The shadow of my wife arrives, leading the shadow of the widowed cook by the hand. They walk past me as if they didn’t know me or as if I were no one. Old Gabriel stands up to offer his seat, greets them at some length, and goes out to where the men are, standing around the door. Lots of men. Sometimes I hear the chorus of their voices saying good day to someone who enters or who’s passing by. But the harmony they make is neutral, a sound of silence entering this bedroom like something that’s already here. My pregnant wife looks at the blind prostitute. Both have the same peaceful skin. The widowed cook moves her lips, and although I know she’s repeating her same old story, for the first time I don’t hear her. I hear only a silence more silent than the breeze passing through the leaves of the cork trees, than the birds flying high up in the sky. An endless, relentless silence. I look at the lips of the baby who died before being born, and it seems like all the silence comes from her small and thin closed lips. A baby’s small lips that know death.

I see Master Rafael in the places where he isn’t, places that look sad without him. Sometimes we’d leave for lunch at the same time. We’d walk together down the street. I hear the thumping of his crutch. Before he got married, I’d hear his crutch at night going faster. He was going to visit the blind prostitute. And I’d stop what I was doing and go to the door just to tell him good evening, just to say see you tomorrow. In the late afternoon, early evening, when the light of summer turned the color of honey and settled on the plains, or when, in winter, the darkness of a starless night would fall over the town, I’d say see you tomorrow. And I’ll never again say to him see you tomorrow. Never again so many things. Never again anything. He walks alone down the streets where we walked together. I stand still and watch him walk. He goes slowly, slowly, and disappears. I’m left alone, on a deserted street.

A COOL SHADOWINESS BLEW through the bedroom, grazing Master Rafael’s suit, the baby’s face, and the blind prostitute’s white wrists. Outside, the hottest hour had pushed the men into a narrow strip of shade along the wall.
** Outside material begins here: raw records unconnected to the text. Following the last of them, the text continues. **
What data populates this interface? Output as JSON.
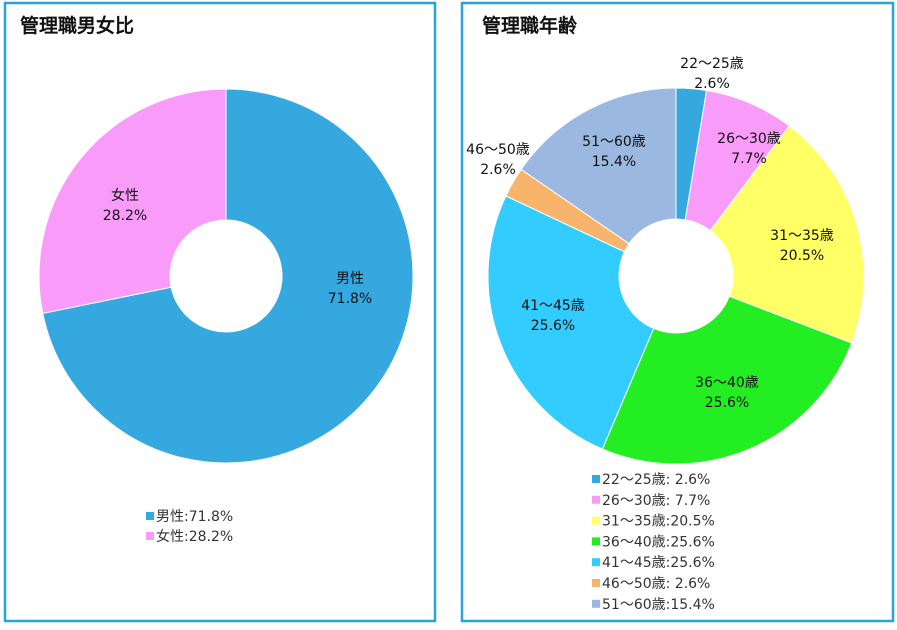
{
  "chart_data": [
    {
      "type": "donut",
      "title": "管理職男女比",
      "categories": [
        "男性",
        "女性"
      ],
      "values": [
        71.8,
        28.2
      ],
      "value_labels": [
        "71.8%",
        "28.2%"
      ],
      "colors": [
        "#35a8e0",
        "#f99cf9"
      ],
      "legend_labels": [
        "男性:71.8%",
        "女性:28.2%"
      ]
    },
    {
      "type": "donut",
      "title": "管理職年齢",
      "categories": [
        "22〜25歳",
        "26〜30歳",
        "31〜35歳",
        "36〜40歳",
        "41〜45歳",
        "46〜50歳",
        "51〜60歳"
      ],
      "values": [
        2.6,
        7.7,
        20.5,
        25.6,
        25.6,
        2.6,
        15.4
      ],
      "value_labels": [
        "2.6%",
        "7.7%",
        "20.5%",
        "25.6%",
        "25.6%",
        "2.6%",
        "15.4%"
      ],
      "colors": [
        "#35a8e0",
        "#f99cf9",
        "#ffff66",
        "#22ee22",
        "#33ccff",
        "#f8b46a",
        "#9ab8e0"
      ],
      "legend_labels": [
        "22〜25歳:  2.6%",
        "26〜30歳:  7.7%",
        "31〜35歳:20.5%",
        "36〜40歳:25.6%",
        "41〜45歳:25.6%",
        "46〜50歳:  2.6%",
        "51〜60歳:15.4%"
      ]
    }
  ]
}
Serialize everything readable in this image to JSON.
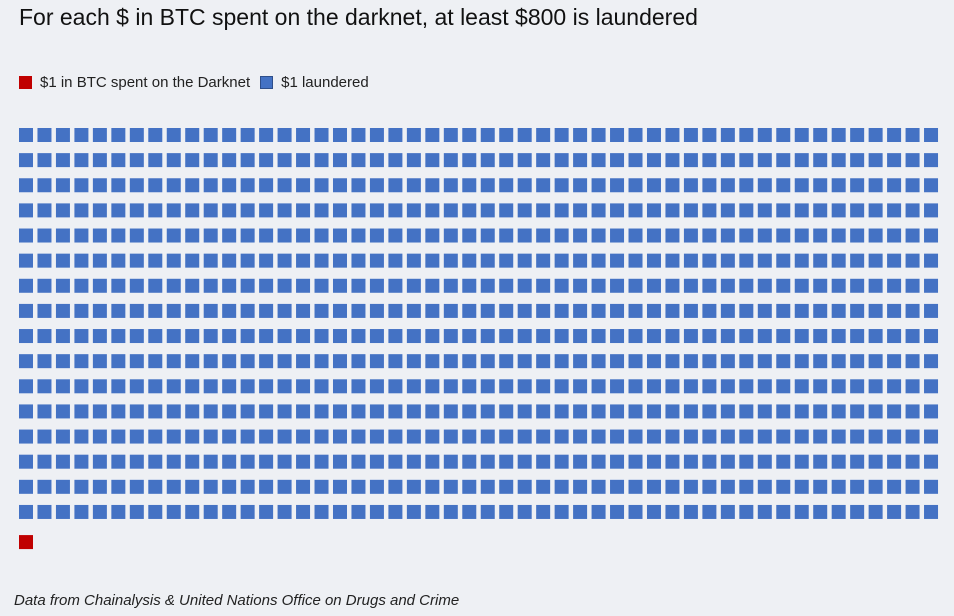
{
  "chart_data": {
    "type": "waffle",
    "title": "For each $ in BTC spent on the darknet, at least $800 is laundered",
    "legend": [
      {
        "label": "$1 in BTC spent on the Darknet",
        "color": "#c00000",
        "count": 1
      },
      {
        "label": "$1 laundered",
        "color": "#4472c4",
        "count": 800
      }
    ],
    "columns": 50,
    "legend_placement": "top-left"
  },
  "footnote": "Data from Chainalysis & United Nations Office on Drugs and Crime"
}
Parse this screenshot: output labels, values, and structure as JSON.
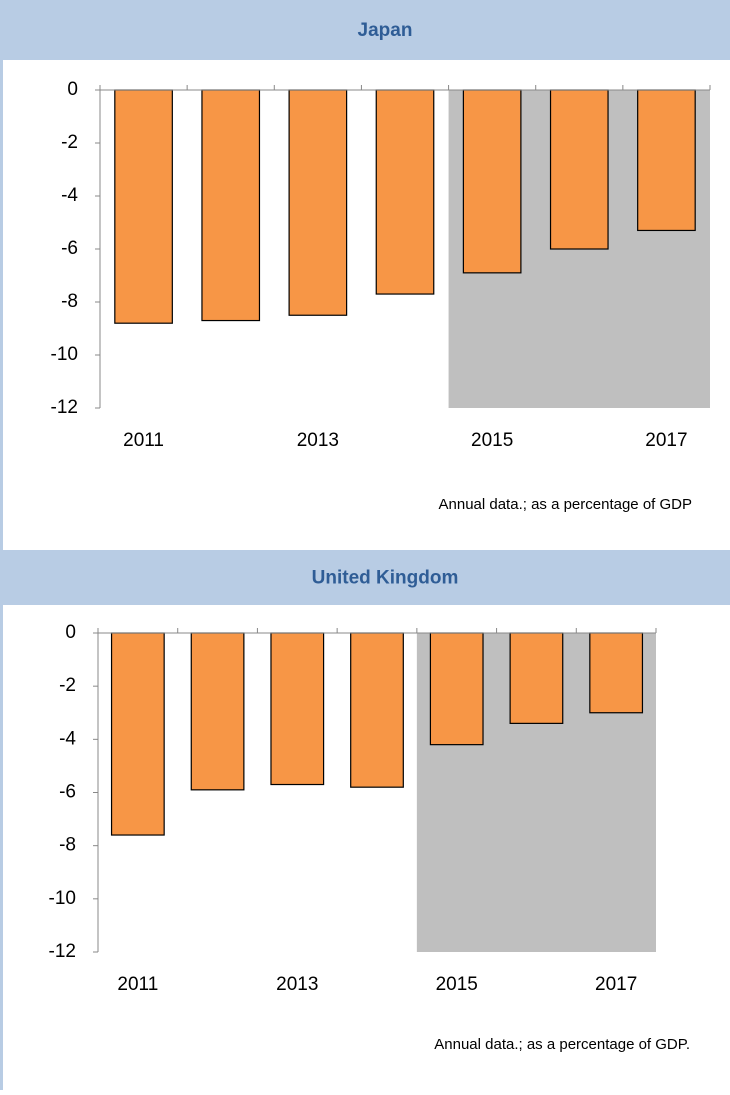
{
  "chart_data": [
    {
      "type": "bar",
      "title": "Japan",
      "note": "Annual data.; as a percentage of GDP",
      "categories": [
        "2011",
        null,
        "2013",
        null,
        "2015",
        null,
        "2017"
      ],
      "values": [
        -8.8,
        -8.7,
        -8.5,
        -7.7,
        -6.9,
        -6.0,
        -5.3
      ],
      "color": "#f79646",
      "shade_from": 4,
      "shade_color": "#bfbfbf",
      "ylim": [
        -12,
        0
      ],
      "yticks": [
        0,
        -2,
        -4,
        -6,
        -8,
        -10,
        -12
      ]
    },
    {
      "type": "bar",
      "title": "United Kingdom",
      "note": "Annual data.; as a percentage of GDP.",
      "categories": [
        "2011",
        null,
        "2013",
        null,
        "2015",
        null,
        "2017"
      ],
      "values": [
        -7.6,
        -5.9,
        -5.7,
        -5.8,
        -4.2,
        -3.4,
        -3.0
      ],
      "color": "#f79646",
      "shade_from": 4,
      "shade_color": "#bfbfbf",
      "ylim": [
        -12,
        0
      ],
      "yticks": [
        0,
        -2,
        -4,
        -6,
        -8,
        -10,
        -12
      ]
    }
  ]
}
The sweat from their bodies dampened the whitewash. And as if they were in Judas’s general store, the men talked about the pastures and planted fields, about the properties of Doctor Mateus, and sometimes, if one of them remembered, they said a couple of words about Master Rafael, they said Master Rafael, followed by a vague, listless silence flowing from their eyes. At lunchtime some of the women left in the company of their husbands. Shortly before the hour when she habitually set out for the Mount of Olives, Salomão’s wife also left, pulling along her mother and without saying goodbye. Salomão still remembered or saw her shadow vanishing at the threshold when José entered with a solemn air. His firm boots stopped in front of Salomão, who was finally able to cry, like an anxious child who had been waiting for his father or mother, and he started pouring everything out to José. José sat next to him and tried to calm him down. The widows looked on with wide eyes. When Salomão finally regained his composure, when his tears dried on his cheeks and his lips stopped moving, the afternoon returned, long and slow, like an afternoon that harbored death.